China’s strong demand for iron ore, coal and crude is driving up the demand for ships and is serving as an engine of growth for the dry bulk shipping and the tankers’ sector, Baltic and International Maritime Council said in a report last week.
“Not only is China repeatedly importing larger volumes, it is also sourcing most of its imported iron ore from seaborne exporters with more than 98% of the imports arriving via sea,” Peter Sand, Bimco’s chief shipping analyst, said. Bimco is the world’s largest international shipping association, with around 2,100 members in over 120 countries.
China continues to ramp up its imports of iron ore, with seaborne imports growing 4.7% on the year to a record 1.054 billion mt in 2017, Bimco said. Close to 62% of China’s iron ore imports are from Australia and 21% from Brazil, which benefits the dry bulk shipping industry due to longer routes. Around 4% of the imports are from South Africa.

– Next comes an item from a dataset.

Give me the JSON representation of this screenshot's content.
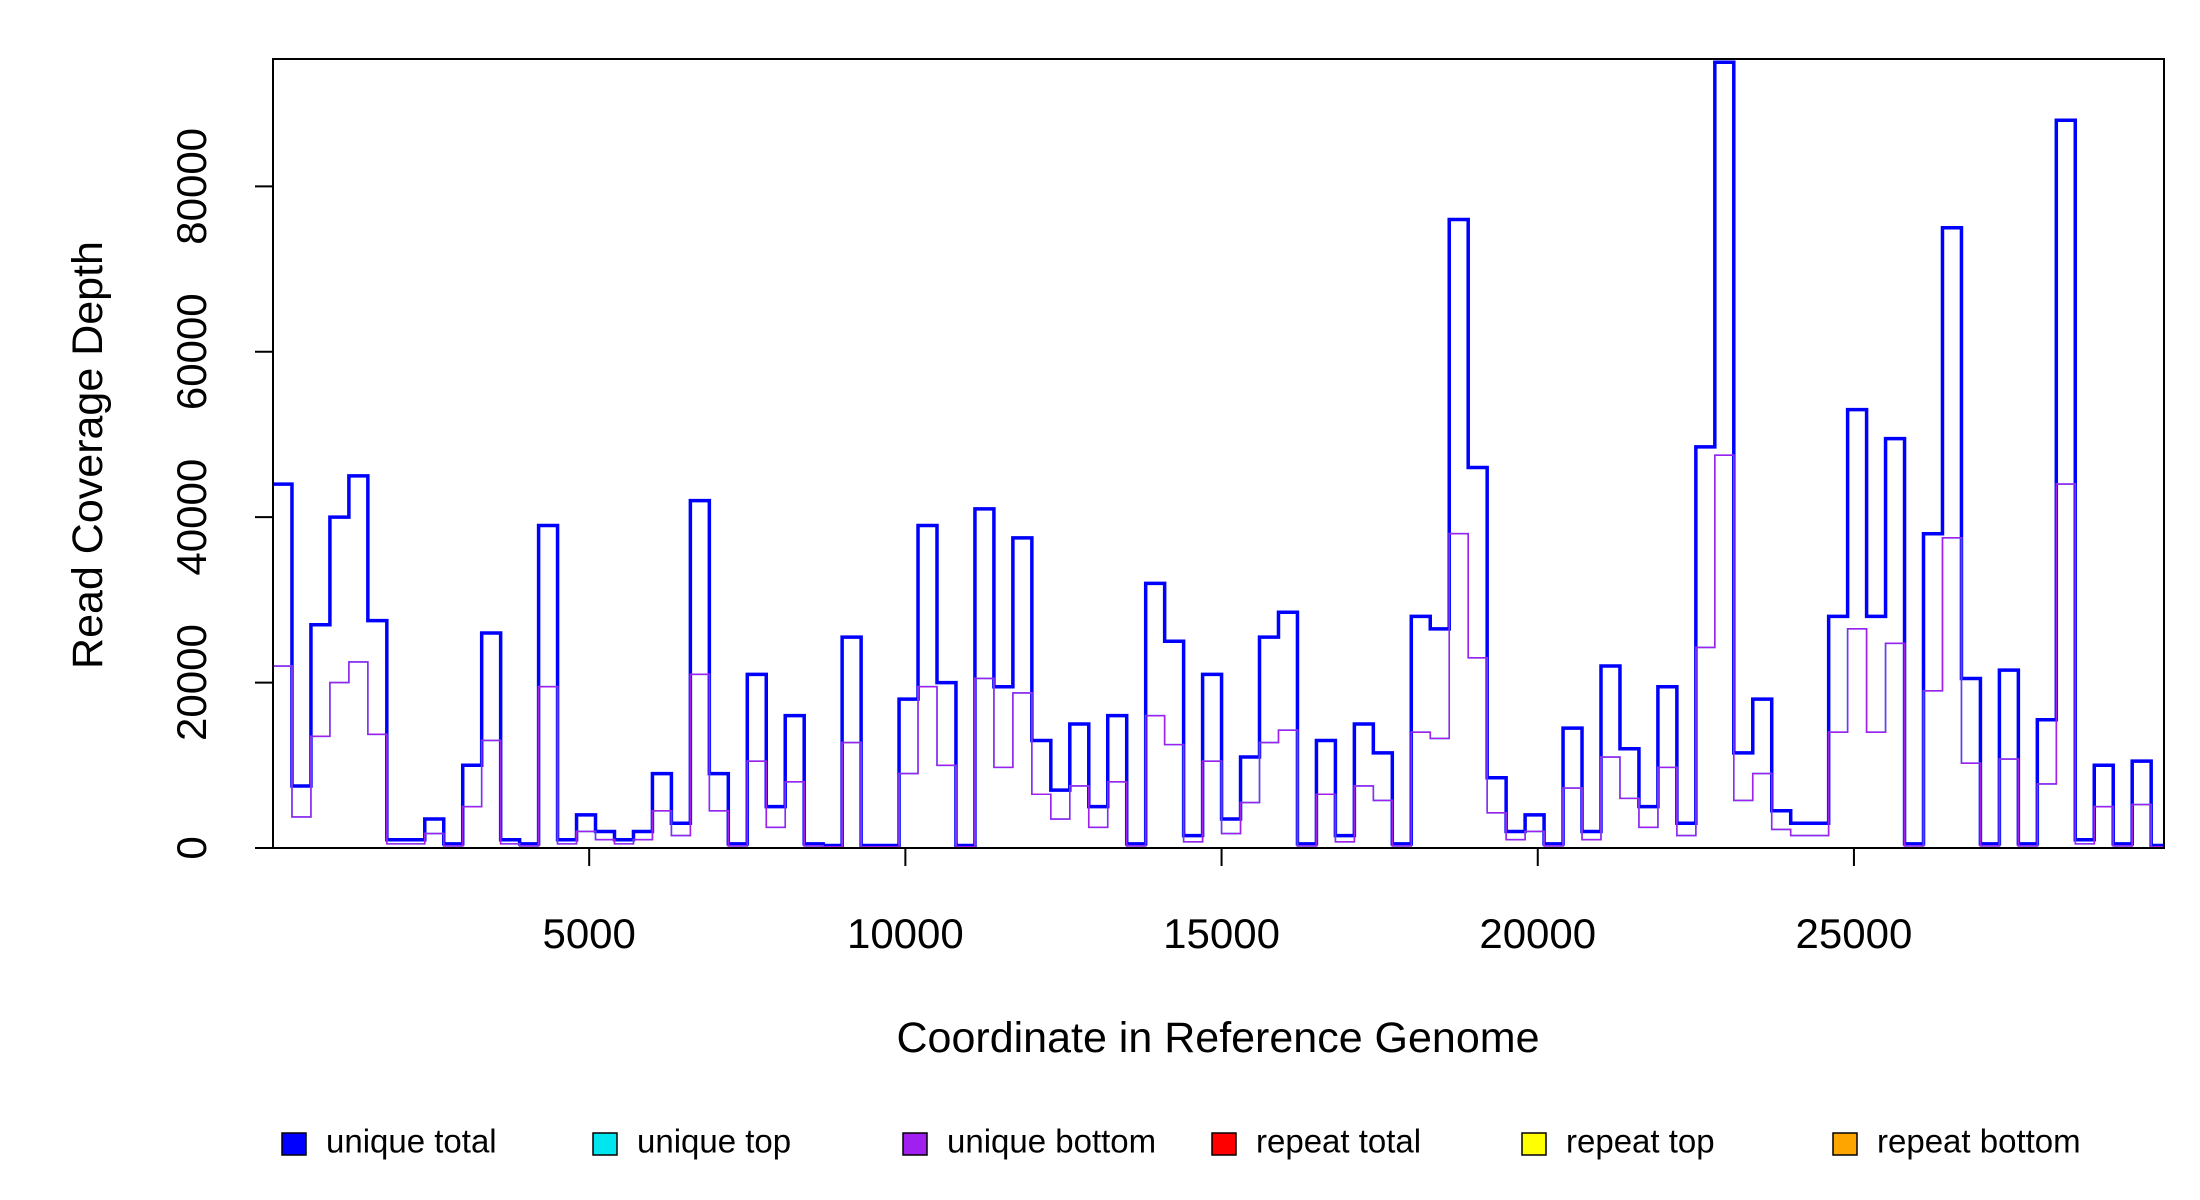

Bimco said that China’s coal imports have also provided a strong support to the demand for dry bulk ships as shipments rose by 12% last year to 228.5 million mt via sea. Around 84% of the country’s coal imports are now seaborne, up from 80% in 2016.
China is not only importing larger volumes but is also replacing coal purchases via land with seaborne tons, Sand said.
The rise of US coal exports to China is largely beneficial for the dry bulk shipping industry, he said. The 3.1 million mt of US coal shipments to China in 2017 generated high ton-mile demand. “This is highly beneficial for the dry bulk shipping industry as it has a strong multiplier effect on demand, providing some of the longest possible distances,” he added.
Coal shipments from Norfolk in Virginia and Baltimore in Maryland to China involve voyages of up to 45 sailing days each.
The biggest exporters of coal to China are Indonesia, Australia and Mongolia, with an annual share of 40%, 30% and 13%, respectively.
Last year, China also emerged as the world’s largest importer of crude, clocking double-digit growth, year on year. China imported 10% more seaborne crude last year compared to 2016, Bimco said. Seaborne imports surged to 7.8 million b/d last year, compared with 7.1 million b/d in 2016, it said.
Sand said that around 93% of China’s crude imports are via sea with Russia, Saudi Arabia and Angola being the largest suppliers with an annual share of 14%, 12.4% and 12%, respectively.
The trend of rising demand for tankers will continue in 2018 due to the growing crude exports from the US and rising imports in the Far East and this will most benefit the VLCC segment, Sand said. A VLCC typically carries two million barrels of crude or fuel oil.
Currently, the VLCC segment is reeling under lower prices with abysmal earnings for owners due to excess supply, and is badly in need of incremental demand, tanker brokers in Singapore said. China’s imports will play a crucial role in building demand for tankers and upcoming freight levels.
Not only is the Chinese seaborne import of crude oil growing strongly, but the distances are growing as well. According to Bimco, the average sailing distance for China’s crude imports last year was 7,600 nautical miles, up from 7,100 nautical miles in 2016, primarily due to higher imports from the US, Brazil and Angola.